For seasonal anime fans, Erased, a twelve-episode suspense series, has already been deemed one of the winter season’s best. Following a standard thriller-suspense format, Erased follows human emotion and impulse in a very genuine way. Even if it’s just a cartoon, Erased feels human. It’s animated beautifully and tackles serious issues without compromising its practicality.
Twenty-nine year old Satoru Fujinuma has a power that everyone thinks they would love to have: he can go back in time to prevent things that he knows will happen in the future. It sounds great hypothetically, but when Satoru is brought back eighteen years to prevent three former classmates from getting murdered, it’s up to Satoru to figure out how to save everyone. Intense sequences where Satoru tries to save the victims give viewers a relentless sense of unease, leaving them on the edge of their seats throughout the episode. Nearly every episode of the season ends with a cliffhanger that makes viewers anxiously anticipating for the next week’s episode to come out.
The first half of the show focuses on Satoru desperately trying to save a former classmate named Kayo, not only from being murdered, but also from suffering under an abusive household. The greatest thing about Erased is how real it is. I’ve seen actual victims of child abuse comment on how genuine its portrayal of abuse between Kayo and her mother is. Small niches in Kayo’s characterization and animation are some of the most poignant nuances in the show. Erased understands and wants to acknowledge serious issues like child abuse and assault, and prompts viewers to question why they exist. Although it’s already known that child abuse is evil, Erased asks us what brings people to attack their children or how casual cissexism can be so easily tossed around.

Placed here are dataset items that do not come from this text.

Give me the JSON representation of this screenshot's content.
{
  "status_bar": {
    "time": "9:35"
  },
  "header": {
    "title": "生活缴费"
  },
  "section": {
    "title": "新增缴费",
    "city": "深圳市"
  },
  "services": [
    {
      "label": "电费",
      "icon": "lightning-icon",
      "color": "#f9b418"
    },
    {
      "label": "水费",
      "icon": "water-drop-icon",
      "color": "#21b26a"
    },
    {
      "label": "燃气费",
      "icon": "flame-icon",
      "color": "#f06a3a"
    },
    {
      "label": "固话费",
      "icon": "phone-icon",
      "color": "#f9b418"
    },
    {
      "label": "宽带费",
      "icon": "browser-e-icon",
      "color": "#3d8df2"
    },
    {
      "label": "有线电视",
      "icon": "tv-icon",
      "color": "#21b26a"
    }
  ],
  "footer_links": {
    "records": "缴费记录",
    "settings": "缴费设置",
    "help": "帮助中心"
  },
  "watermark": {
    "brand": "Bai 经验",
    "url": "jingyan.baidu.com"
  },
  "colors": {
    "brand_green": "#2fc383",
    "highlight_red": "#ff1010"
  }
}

Tragically, the show left its greatness from the prior ten episodes when it entered its finale in episode eleven. The show’s finale was so anticlimactic and completely betrayed everything that was going for. It left on such a bitter note, trying to make viewers sympathize with the villain, which gave it a strange pedophilic feel.
This consequently undermined Erased’s original marvel, and left me feeling extremely let down.
While the first ten episodes of Erased can pretty much be described as masterpieces, I, along with many other fans, felt like we weren’t given what we had hoped for. These episodes were beautifully crafted, harvesting suspense and emotion at every turn. It’s a shame that they let all of that go heading into the finale. Putting the finale aside, Erased is an unforgettable show that’s both gorgeous and provoking, and it’s definitely worth giving a try.